Домой я вернулся абсолютно обалдевший – от общения с ней, от ее вопросов о России. Оказалось, она неплохо осведомлена о нас, по взглядам – левая либералка. Забавно, но мы могли познакомиться за пятнадцать лет до этой встречи.
Когда я впервые приехал в Америку в 1969 году с «Первым учителем», мне устроили просмотр в академии, пришел Уоррен Битти, молодой, красивый, в широкополой шляпе, брюки клеш. Я ничего о нем не знал, «Бонни и Клайд» тогда еще не видел. Ему очень хотелось с советскими познакомиться. Он спросил:
– Вы чего-нибудь хотите?
– Хочу искупаться.
Я мечтал искупаться в океане, думал: Лос-Анджелес, рядом Мексика, Тихий океан, тепло…
– Б океане купаться как-то не очень…
– Нет, мне хочется в океане.
Он привез меня и мою переводчицу на пляж, в Санта-Монику. Потом, бегая каждое утро по этому пляжу, я часто вспоминал тот день: туман, Уоррен Битти в огромной красной машине…
– Что, правда будете купаться?
– Ну да, буду, очень хочу искупаться.
– Но можно же искупаться в бассейне.
– Где?
– У моей сестры. Можем сейчас же к ней поехать.
– Нет, в бассейне не хочу.
Я тогда и понятия не имел, что речь идет о бассейне в доме Ширли Мак-Лейн, что она – сестра Уоррена Битти и что оба они одинаково сдвинуты на социалистических идеях…
С Ширли договорились на следующий день пообедать вместе. Пошли во французский ресторан на Сансет-бульвар. Денег в карманах было в обрез, не знал, хватит ли. Платить должен был я, иного себе не представлял.
Этот французский ресторан я уже знал: однажды мы там с Элтоном Джоном пытались перепить друг друга – куражились. Нас познакомил Джон Войт. Элтону Джону было интересно со мной познакомиться – с единственным русским во всем Голливуде.
После обеда мы с Ширли долго гуляли, шутили, было очень весело. Говорили о переселении душ и прочем подобном – она всем этим очень интересуется. Есть лица, которые по необъяснимым причинам кажутся родными, другие точно так же необъяснимо кажутся чужими. Лицо Ширли изначально мне было родным.

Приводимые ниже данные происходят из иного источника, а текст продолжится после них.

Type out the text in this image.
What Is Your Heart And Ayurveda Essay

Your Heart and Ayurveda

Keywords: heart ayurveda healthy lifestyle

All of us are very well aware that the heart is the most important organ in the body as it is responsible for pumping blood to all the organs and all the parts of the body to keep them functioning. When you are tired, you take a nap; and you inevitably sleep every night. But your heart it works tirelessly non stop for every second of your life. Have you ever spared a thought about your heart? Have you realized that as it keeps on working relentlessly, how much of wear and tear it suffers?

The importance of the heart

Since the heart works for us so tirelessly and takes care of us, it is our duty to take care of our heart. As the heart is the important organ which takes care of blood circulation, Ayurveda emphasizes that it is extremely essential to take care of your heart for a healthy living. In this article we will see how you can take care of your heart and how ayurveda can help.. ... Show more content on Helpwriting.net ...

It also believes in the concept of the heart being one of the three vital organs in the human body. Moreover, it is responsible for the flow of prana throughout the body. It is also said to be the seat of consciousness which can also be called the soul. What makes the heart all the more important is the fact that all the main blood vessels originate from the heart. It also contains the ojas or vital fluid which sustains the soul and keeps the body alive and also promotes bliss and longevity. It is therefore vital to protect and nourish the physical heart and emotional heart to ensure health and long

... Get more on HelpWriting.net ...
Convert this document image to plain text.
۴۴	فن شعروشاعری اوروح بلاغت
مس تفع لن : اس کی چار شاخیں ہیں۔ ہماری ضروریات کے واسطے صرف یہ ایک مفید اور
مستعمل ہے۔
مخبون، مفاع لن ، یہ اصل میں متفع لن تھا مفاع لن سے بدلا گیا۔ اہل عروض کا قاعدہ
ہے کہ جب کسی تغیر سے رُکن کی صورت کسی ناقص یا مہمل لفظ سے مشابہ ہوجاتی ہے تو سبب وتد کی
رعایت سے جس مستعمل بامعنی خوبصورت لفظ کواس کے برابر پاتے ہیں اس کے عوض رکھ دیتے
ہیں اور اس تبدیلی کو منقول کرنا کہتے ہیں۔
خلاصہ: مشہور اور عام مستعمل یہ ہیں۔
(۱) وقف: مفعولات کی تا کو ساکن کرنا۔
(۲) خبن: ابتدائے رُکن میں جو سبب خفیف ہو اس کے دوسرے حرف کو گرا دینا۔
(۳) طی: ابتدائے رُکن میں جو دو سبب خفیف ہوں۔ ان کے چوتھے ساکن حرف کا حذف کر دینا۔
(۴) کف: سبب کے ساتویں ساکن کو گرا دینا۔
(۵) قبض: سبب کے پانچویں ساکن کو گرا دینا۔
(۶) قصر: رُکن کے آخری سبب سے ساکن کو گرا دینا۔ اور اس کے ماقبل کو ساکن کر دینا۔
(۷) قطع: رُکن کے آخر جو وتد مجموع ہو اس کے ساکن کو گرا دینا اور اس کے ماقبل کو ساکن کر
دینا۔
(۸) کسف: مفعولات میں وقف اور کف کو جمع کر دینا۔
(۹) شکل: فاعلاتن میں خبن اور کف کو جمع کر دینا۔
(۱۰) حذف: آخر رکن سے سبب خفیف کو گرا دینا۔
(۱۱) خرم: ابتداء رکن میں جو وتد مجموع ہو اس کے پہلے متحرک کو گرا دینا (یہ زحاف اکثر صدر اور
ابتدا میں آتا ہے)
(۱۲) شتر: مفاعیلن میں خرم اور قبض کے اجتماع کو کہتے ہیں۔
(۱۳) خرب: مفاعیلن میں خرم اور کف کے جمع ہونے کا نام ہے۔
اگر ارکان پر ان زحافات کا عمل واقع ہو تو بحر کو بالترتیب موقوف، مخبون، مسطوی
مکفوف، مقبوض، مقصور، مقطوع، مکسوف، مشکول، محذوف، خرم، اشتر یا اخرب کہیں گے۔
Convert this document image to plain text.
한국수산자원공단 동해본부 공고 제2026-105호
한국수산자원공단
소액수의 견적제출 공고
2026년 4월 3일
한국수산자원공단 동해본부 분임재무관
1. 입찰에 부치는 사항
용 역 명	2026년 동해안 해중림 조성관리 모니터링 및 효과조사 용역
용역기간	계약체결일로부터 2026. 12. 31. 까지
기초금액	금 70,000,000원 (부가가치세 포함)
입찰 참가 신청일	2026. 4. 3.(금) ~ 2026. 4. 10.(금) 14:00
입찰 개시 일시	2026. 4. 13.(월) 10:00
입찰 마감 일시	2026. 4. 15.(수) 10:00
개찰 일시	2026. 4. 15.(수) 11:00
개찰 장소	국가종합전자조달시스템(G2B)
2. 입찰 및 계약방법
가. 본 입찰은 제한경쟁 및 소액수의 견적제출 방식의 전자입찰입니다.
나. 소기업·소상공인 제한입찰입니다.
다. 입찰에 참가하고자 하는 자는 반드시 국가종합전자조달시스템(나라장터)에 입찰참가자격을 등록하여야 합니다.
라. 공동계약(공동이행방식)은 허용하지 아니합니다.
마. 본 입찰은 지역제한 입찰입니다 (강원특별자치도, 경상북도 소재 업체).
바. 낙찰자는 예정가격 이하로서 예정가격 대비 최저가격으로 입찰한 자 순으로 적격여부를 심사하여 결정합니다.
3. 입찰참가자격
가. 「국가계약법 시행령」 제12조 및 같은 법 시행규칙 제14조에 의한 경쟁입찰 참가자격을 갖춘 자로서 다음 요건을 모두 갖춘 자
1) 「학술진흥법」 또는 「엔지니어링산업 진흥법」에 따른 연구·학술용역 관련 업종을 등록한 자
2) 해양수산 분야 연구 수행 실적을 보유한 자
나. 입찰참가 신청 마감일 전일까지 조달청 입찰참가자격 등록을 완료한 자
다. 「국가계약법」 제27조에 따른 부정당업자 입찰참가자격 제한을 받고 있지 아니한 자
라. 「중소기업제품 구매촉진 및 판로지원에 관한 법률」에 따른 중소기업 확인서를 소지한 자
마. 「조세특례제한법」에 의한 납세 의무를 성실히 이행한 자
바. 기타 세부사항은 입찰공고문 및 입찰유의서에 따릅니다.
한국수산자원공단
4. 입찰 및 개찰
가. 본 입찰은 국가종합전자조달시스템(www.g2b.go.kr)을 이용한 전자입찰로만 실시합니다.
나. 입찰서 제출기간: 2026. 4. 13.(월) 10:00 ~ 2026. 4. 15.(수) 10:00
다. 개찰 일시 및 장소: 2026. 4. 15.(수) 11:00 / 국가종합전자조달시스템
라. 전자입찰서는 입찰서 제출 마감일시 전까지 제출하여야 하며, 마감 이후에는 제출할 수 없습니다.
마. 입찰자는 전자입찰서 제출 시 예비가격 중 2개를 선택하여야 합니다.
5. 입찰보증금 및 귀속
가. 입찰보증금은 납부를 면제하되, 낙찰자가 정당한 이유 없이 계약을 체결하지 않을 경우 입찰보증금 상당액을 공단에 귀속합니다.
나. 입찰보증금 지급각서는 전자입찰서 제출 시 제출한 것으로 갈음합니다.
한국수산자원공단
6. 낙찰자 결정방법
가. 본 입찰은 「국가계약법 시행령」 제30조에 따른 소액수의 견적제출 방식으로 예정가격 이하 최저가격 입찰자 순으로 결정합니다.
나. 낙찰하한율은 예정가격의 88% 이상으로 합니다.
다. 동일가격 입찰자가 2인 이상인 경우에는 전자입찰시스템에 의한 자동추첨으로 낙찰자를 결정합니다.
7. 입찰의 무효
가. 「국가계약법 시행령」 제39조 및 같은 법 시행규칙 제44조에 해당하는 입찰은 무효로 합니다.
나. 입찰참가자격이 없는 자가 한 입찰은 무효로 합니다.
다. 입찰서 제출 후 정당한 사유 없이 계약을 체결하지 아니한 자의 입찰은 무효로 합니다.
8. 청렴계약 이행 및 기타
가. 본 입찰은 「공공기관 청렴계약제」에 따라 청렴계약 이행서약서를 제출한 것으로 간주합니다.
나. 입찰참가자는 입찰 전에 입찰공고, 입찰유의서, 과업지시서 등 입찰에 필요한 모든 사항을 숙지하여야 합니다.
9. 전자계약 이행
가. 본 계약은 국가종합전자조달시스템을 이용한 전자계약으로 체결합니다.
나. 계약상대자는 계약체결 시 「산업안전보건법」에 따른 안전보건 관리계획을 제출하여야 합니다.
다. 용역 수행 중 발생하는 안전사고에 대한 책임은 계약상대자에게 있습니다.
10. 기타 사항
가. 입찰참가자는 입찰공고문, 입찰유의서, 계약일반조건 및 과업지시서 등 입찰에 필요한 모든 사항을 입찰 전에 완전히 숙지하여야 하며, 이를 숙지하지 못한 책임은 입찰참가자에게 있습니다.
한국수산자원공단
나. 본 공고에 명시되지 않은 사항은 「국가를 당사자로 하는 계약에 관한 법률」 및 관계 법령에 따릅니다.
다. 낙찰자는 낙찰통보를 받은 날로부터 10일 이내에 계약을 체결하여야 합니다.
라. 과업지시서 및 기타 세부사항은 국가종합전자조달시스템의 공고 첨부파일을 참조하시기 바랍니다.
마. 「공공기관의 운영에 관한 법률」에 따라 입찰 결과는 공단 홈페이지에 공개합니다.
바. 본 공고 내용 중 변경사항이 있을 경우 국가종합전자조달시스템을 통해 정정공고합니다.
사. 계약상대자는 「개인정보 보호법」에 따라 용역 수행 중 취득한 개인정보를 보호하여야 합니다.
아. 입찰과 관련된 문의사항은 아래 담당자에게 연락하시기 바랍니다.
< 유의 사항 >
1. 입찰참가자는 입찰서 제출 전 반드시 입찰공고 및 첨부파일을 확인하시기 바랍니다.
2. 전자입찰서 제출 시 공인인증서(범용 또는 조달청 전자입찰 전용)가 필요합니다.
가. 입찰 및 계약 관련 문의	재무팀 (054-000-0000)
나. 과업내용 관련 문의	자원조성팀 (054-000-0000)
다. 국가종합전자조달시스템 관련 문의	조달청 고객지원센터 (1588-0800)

– Приезжайте ко мне на дачу в Малибу. Посидим на пляже, – сказала она.
– Когда?
– Завтра.
Назавтра была суббота.
– Хорошо. Тогда я возьму с собой кеды, хочу побегать.
– Конечно.
Малибу – артистическая колония на берегу океана, севернее Лос-Анджелеса. Здесь живут все звезды. Красиво звучит – Малибу! Есть ликер с таким названием – «Малибу».
У Ширли скромный, хотя и довольно большой дом на океане. Старый. Не очень ухоженный. Она предложила мне остаться ночевать. На следующий день, когда я собрался уезжать, она сказала:
– Не хочешь попробовать жить вместе?
Вот момент, когда трудно описать испытанное ощущение. Что это? Шок? Обрыв? Падение? Ширли Мак-Лейн1Она мне очень нравилась – просто как женщина, даже если вдруг забыть, что она великая актриса. Я не долго думал.